1. 1.
    0
    Bu hafta sonunu Ankara'nın zengin semti denilince akla gelen o semtte, kuzenimin yanında geçirdim. ilk gün gayet sıradan sohbetle geçti. Güldük, eğlendik lafın kısası. ikinci gün olduğunda kuzenimin kafayı içmekle bozmuş arkadaşıyla takılma kararı aldık. Her şey normal başladı kızırdereli adı verilen kimyasalı denemekle işe koyulduk. Yaşatığı sakin kafa bana sanat üzerine düşünme fırsatı vermiş, kendimce bir sürü klip hikayeleri bulmuştum. Ta ki akşam olana, bu arkadaşımızın bize jam adlı kimyasalı getirene kadar. Apartmanın 13. katına çıktık. 10 metrekare bile değildi burası. Sanırım yangın merdiveni bölümüydü. Bong hazırlandı ve en büyük olan bana ikram edildi. Sömürmek suretiyle bir seferde toz bırakmadım. Kendime şaşırmadım değil, ilk defa denediğim bi şeyi böyle hızlı alabildiğime. Ben bitirip verdikten sonra içine biraz da kızıldereli kattım dedi. Kimyasalla o gün tanıştığım için hee iyi falan diyordum. Ne olduysa o anda oldu ve bana bir enerji geldi. Öyle böyle değil ama uçuyorum adeta. Ölüm tribiyle ilgili bir fikrim olmamasına rağmen. Olm ben ölücem beni kurtarın. Burdan çıkabilcek miyim diye sorular soruyordum. Herkes kapaklarını aldıktan sonra aşağıya inme vakti gelmişti. Onlara asansörle gitmelerini benim merdivenden inmem gerektiğini söyledim. 13 kat 10 saniyede insem 2 dakika sürer.

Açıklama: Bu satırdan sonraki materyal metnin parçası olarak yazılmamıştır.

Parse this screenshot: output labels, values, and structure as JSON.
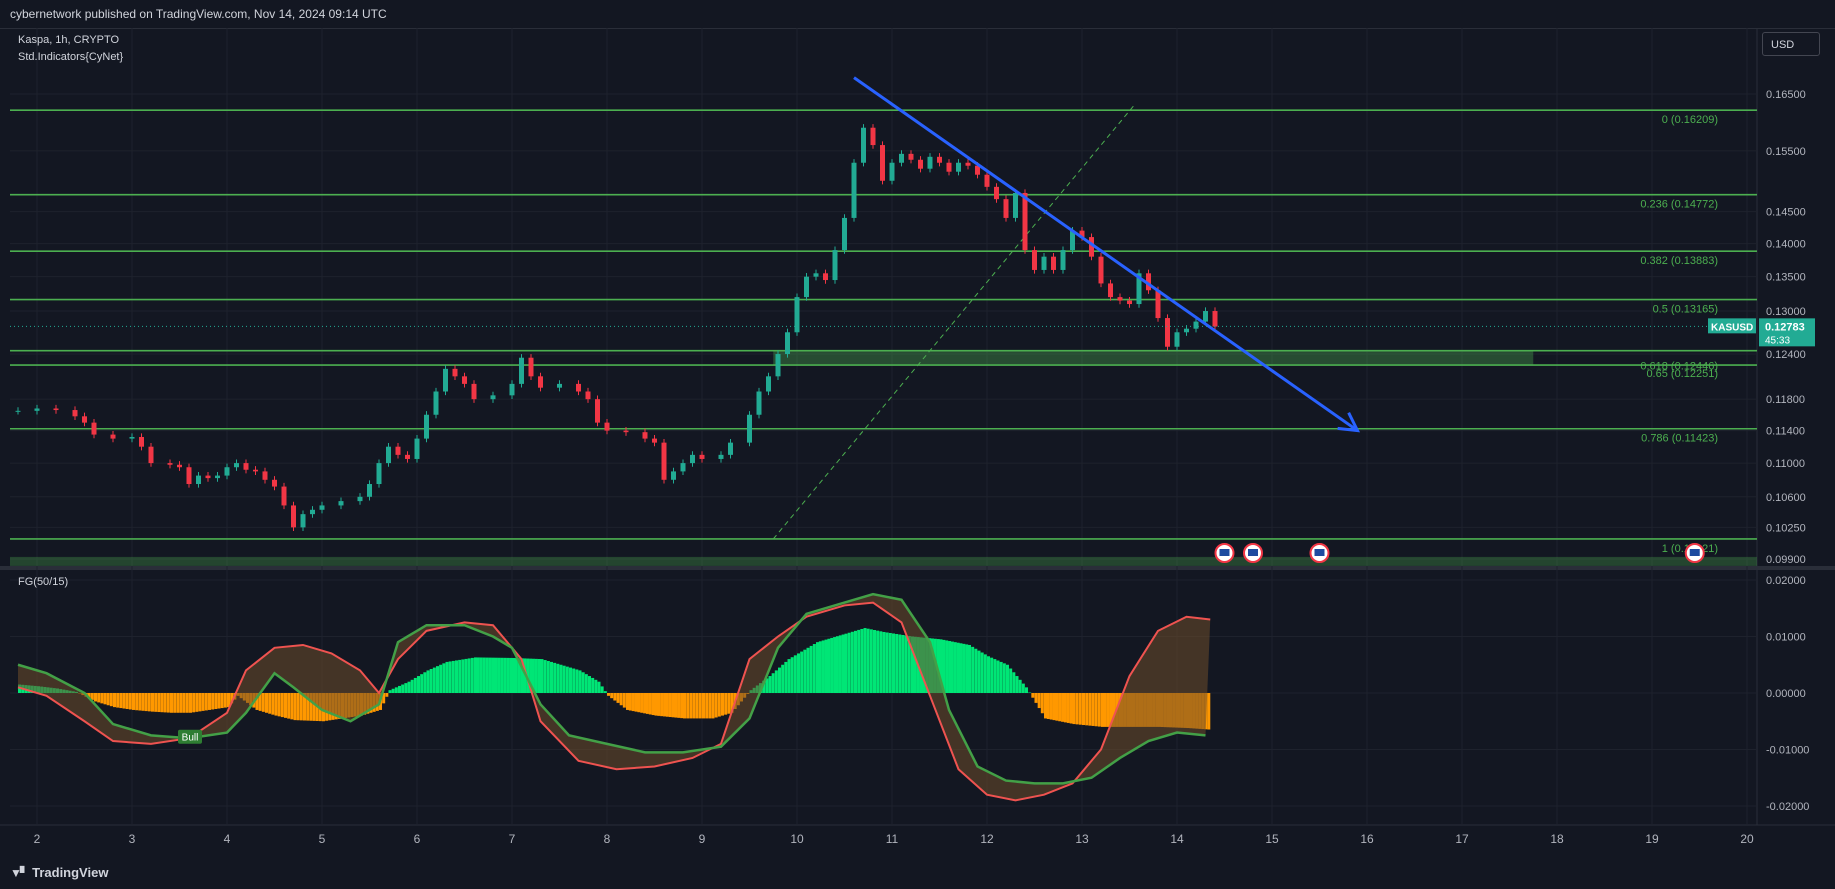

Yemin ederim 1 saat gibi geldi. Kulağıma da telefondan bir müzik dayadım. Ben koştukça daha da yükseliyordu sanki. Her kata indiğimde asansöre geçiyim diyordum fakat geçersem ölürüm diyip vazgeçiyordum. Apartmandan dışarı çıktığımda ölmekten kurtulduğumu düşünüyor, seviniyordum.